3. Results 3.1. Feed analysis Leaves comprised 710 g leaflet and 290 g petiole/kg DM, with flower head and stems accounting for 660 and 340 g per kg of flower DM, respectively. Minced clover flowers had 52.4 g CT/kg DM, of which 0.50 was free, 0.44 was bound to protein, and 0.06 was bound to fibre (Table 1). Particles larger than 2 mm accounted for 0.22 of minced flowers compared to 0.06 for minced leaf (Table 2). 3.2. Soluble protein At 0 h of incubation, soluble protein concentrations were highest for the 0F treatment (446 mg/l) and declined linearly as the flower content increased, to 188 mg/l for 1000F (Table 3). There was a linear relationship (P<0.001) between the clover leaf content and soluble protein concentrations at all times except at 2 h, when the relationship was a decline at a decreasing rate (Q:P = 0.005).

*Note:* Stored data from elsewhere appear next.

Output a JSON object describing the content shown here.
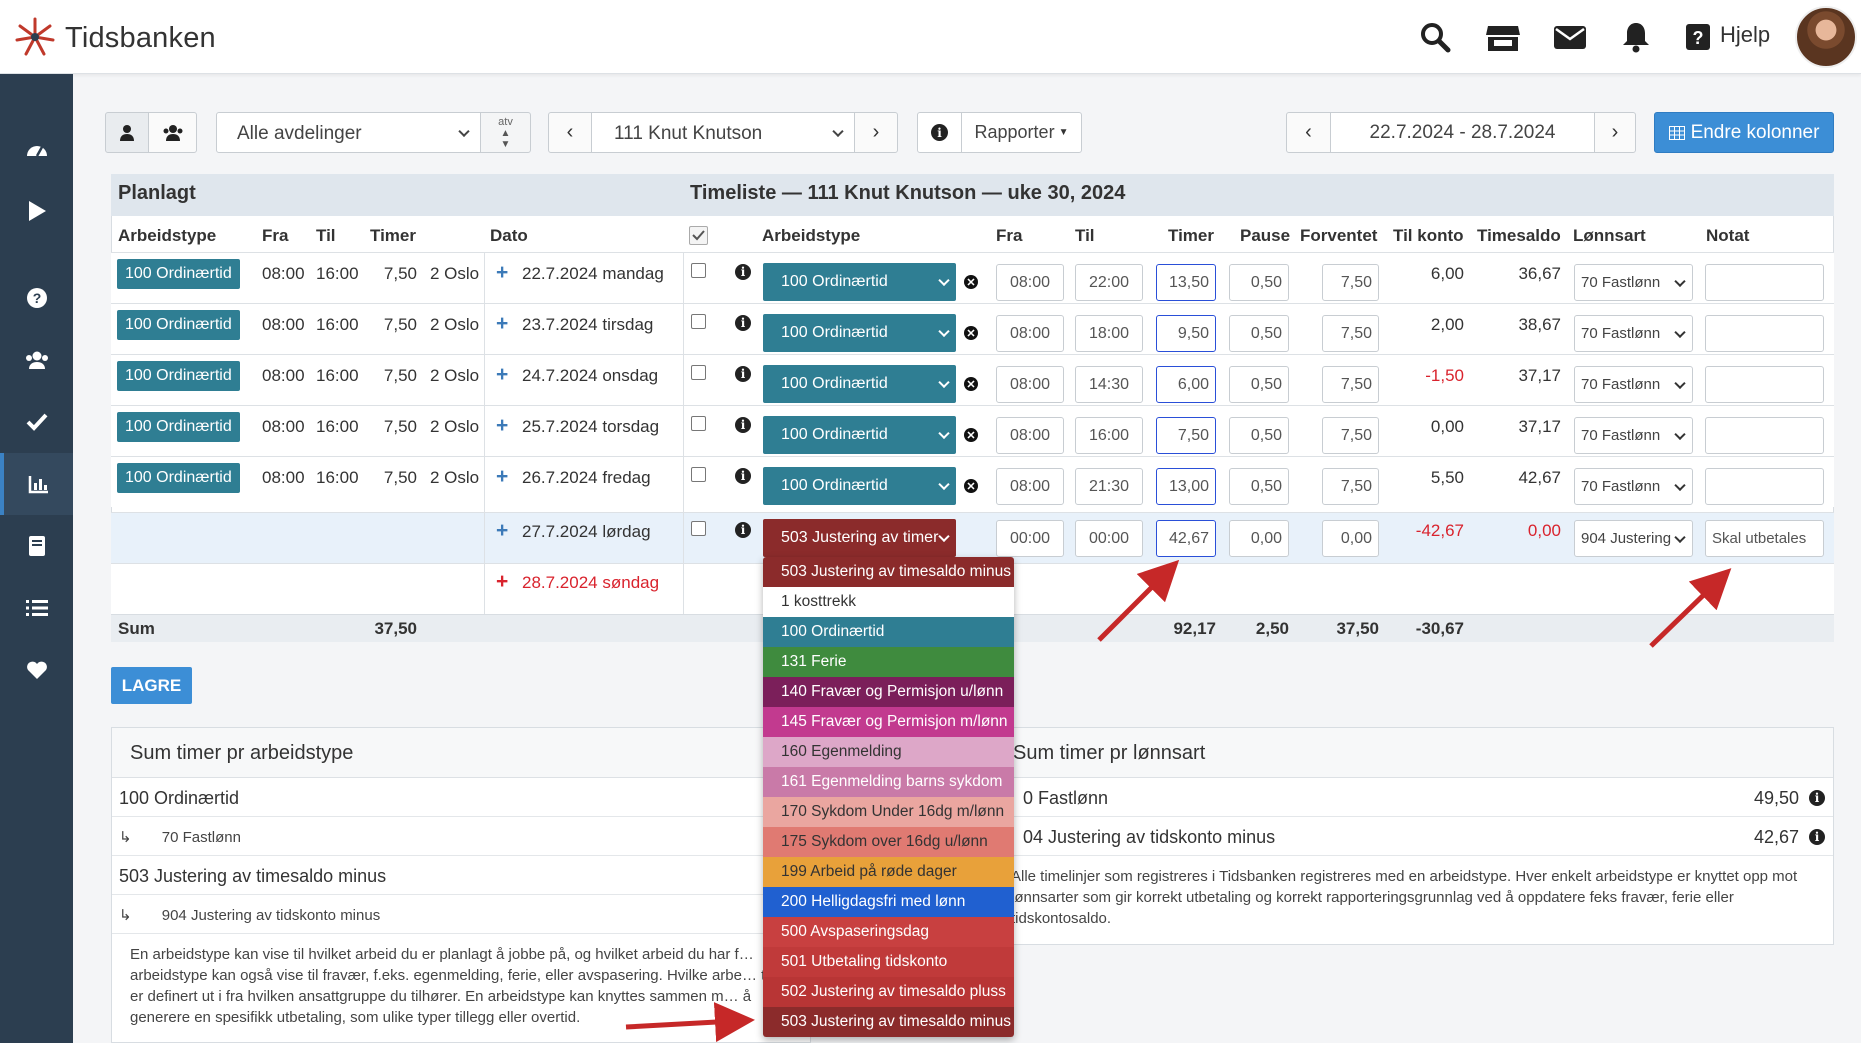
{
  "app": {
    "name": "Tidsbanken"
  },
  "header": {
    "help_label": "Hjelp"
  },
  "toolbar": {
    "department": "Alle avdelinger",
    "atv": "atv",
    "employee": "111 Knut Knutson",
    "reports_label": "Rapporter",
    "date_range": "22.7.2024 - 28.7.2024",
    "edit_columns_label": "Endre kolonner"
  },
  "panel": {
    "planned_title": "Planlagt",
    "timesheet_title": "Timeliste — 111 Knut Knutson — uke 30, 2024",
    "planned_columns": [
      "Arbeidstype",
      "Fra",
      "Til",
      "Timer"
    ],
    "date_column": "Dato",
    "columns": [
      "Arbeidstype",
      "Fra",
      "Til",
      "Timer",
      "Pause",
      "Forventet",
      "Til konto",
      "Timesaldo",
      "Lønnsart",
      "Notat"
    ],
    "rows": [
      {
        "planned_type": "100 Ordinærtid",
        "p_from": "08:00",
        "p_to": "16:00",
        "p_hours": "7,50",
        "dept": "2 Oslo",
        "date": "22.7.2024 mandag",
        "type": "100 Ordinærtid",
        "from": "08:00",
        "to": "22:00",
        "hours": "13,50",
        "pause": "0,50",
        "expected": "7,50",
        "to_account": "6,00",
        "balance": "36,67",
        "wage": "70 Fastlønn",
        "note": ""
      },
      {
        "planned_type": "100 Ordinærtid",
        "p_from": "08:00",
        "p_to": "16:00",
        "p_hours": "7,50",
        "dept": "2 Oslo",
        "date": "23.7.2024 tirsdag",
        "type": "100 Ordinærtid",
        "from": "08:00",
        "to": "18:00",
        "hours": "9,50",
        "pause": "0,50",
        "expected": "7,50",
        "to_account": "2,00",
        "balance": "38,67",
        "wage": "70 Fastlønn",
        "note": ""
      },
      {
        "planned_type": "100 Ordinærtid",
        "p_from": "08:00",
        "p_to": "16:00",
        "p_hours": "7,50",
        "dept": "2 Oslo",
        "date": "24.7.2024 onsdag",
        "type": "100 Ordinærtid",
        "from": "08:00",
        "to": "14:30",
        "hours": "6,00",
        "pause": "0,50",
        "expected": "7,50",
        "to_account": "-1,50",
        "balance": "37,17",
        "wage": "70 Fastlønn",
        "note": ""
      },
      {
        "planned_type": "100 Ordinærtid",
        "p_from": "08:00",
        "p_to": "16:00",
        "p_hours": "7,50",
        "dept": "2 Oslo",
        "date": "25.7.2024 torsdag",
        "type": "100 Ordinærtid",
        "from": "08:00",
        "to": "16:00",
        "hours": "7,50",
        "pause": "0,50",
        "expected": "7,50",
        "to_account": "0,00",
        "balance": "37,17",
        "wage": "70 Fastlønn",
        "note": ""
      },
      {
        "planned_type": "100 Ordinærtid",
        "p_from": "08:00",
        "p_to": "16:00",
        "p_hours": "7,50",
        "dept": "2 Oslo",
        "date": "26.7.2024 fredag",
        "type": "100 Ordinærtid",
        "from": "08:00",
        "to": "21:30",
        "hours": "13,00",
        "pause": "0,50",
        "expected": "7,50",
        "to_account": "5,50",
        "balance": "42,67",
        "wage": "70 Fastlønn",
        "note": ""
      },
      {
        "date": "27.7.2024 lørdag",
        "type": "503 Justering av timer",
        "from": "00:00",
        "to": "00:00",
        "hours": "42,67",
        "pause": "0,00",
        "expected": "0,00",
        "to_account": "-42,67",
        "balance": "0,00",
        "wage": "904 Justering",
        "note": "Skal utbetales"
      },
      {
        "date": "28.7.2024 søndag"
      }
    ],
    "sum": {
      "label": "Sum",
      "planned_hours": "37,50",
      "hours": "92,17",
      "pause": "2,50",
      "expected": "37,50",
      "to_account": "-30,67"
    }
  },
  "dropdown": {
    "items": [
      {
        "label": "503 Justering av timesaldo minus",
        "color": "#8b2b2b"
      },
      {
        "label": "1 kosttrekk",
        "color": "#ffffff"
      },
      {
        "label": "100 Ordinærtid",
        "color": "#2f7e93"
      },
      {
        "label": "131 Ferie",
        "color": "#3f8b3e"
      },
      {
        "label": "140 Fravær og Permisjon u/lønn",
        "color": "#7b1f5a"
      },
      {
        "label": "145 Fravær og Permisjon m/lønn",
        "color": "#c23a8f"
      },
      {
        "label": "160 Egenmelding",
        "color": "#dda7c8"
      },
      {
        "label": "161 Egenmelding barns sykdom",
        "color": "#c97aa8"
      },
      {
        "label": "170 Sykdom Under 16dg m/lønn",
        "color": "#eaa6a0"
      },
      {
        "label": "175 Sykdom over 16dg u/lønn",
        "color": "#e07a72"
      },
      {
        "label": "199 Arbeid på røde dager",
        "color": "#e8a13a"
      },
      {
        "label": "200 Helligdagsfri med lønn",
        "color": "#2060d0"
      },
      {
        "label": "500 Avspaseringsdag",
        "color": "#c84040"
      },
      {
        "label": "501 Utbetaling tidskonto",
        "color": "#c03a3a"
      },
      {
        "label": "502 Justering av timesaldo pluss",
        "color": "#b83535"
      },
      {
        "label": "503 Justering av timesaldo minus",
        "color": "#8b2b2b"
      }
    ]
  },
  "save_label": "LAGRE",
  "sum_by_type": {
    "title": "Sum timer pr arbeidstype",
    "groups": [
      {
        "label": "100 Ordinærtid",
        "sub": "70 Fastlønn"
      },
      {
        "label": "503 Justering av timesaldo minus",
        "sub": "904 Justering av tidskonto minus"
      }
    ],
    "note": "En arbeidstype kan vise til hvilket arbeid du er planlagt å jobbe på, og hvilket arbeid du har f… arbeidstype kan også vise til fravær, f.eks. egenmelding, ferie, eller avspasering. Hvilke arbe… til er definert ut i fra hvilken ansattgruppe du tilhører. En arbeidstype kan knyttes sammen m… å generere en spesifikk utbetaling, som ulike typer tillegg eller overtid."
  },
  "sum_by_wage": {
    "title": "Sum timer pr lønnsart",
    "rows": [
      {
        "label": "0 Fastlønn",
        "value": "49,50"
      },
      {
        "label": "04 Justering av tidskonto minus",
        "value": "42,67"
      }
    ],
    "note": "Alle timelinjer som registreres i Tidsbanken registreres med en arbeidstype. Hver enkelt arbeidstype er knyttet opp mot lønnsarter som gir korrekt utbetaling og korrekt rapporteringsgrunnlag ved å oppdatere feks fravær, ferie eller tidskontosaldo."
  }
}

Table 1 Dry matter (g/kg) and chemical composition (g/kg DM) of minced white clover mixtures with different proportions (g/kg DM) of flower (F) and leaf Treatment

DM

CP

aNDF

ADF

Lipid

Ash

NFC

CT

0F 250F 500F 750F 1000F

168 173 182 189 196

239 218 197 176 155

240 245 249 254 258

205 218 231 243 256

41 39 37 34 32

139 131 123 115 107

341 354 368 382 396

0.0 13.1 26.2 39.3 52.4

Values represent duplicate assays of single samples. DM, dry matter; CP, crude protein; aNDF, neutral detergent fibre; ADF, acid detergent fibre; NFC, non-fibre carbohydrate; CT, condensed tannins.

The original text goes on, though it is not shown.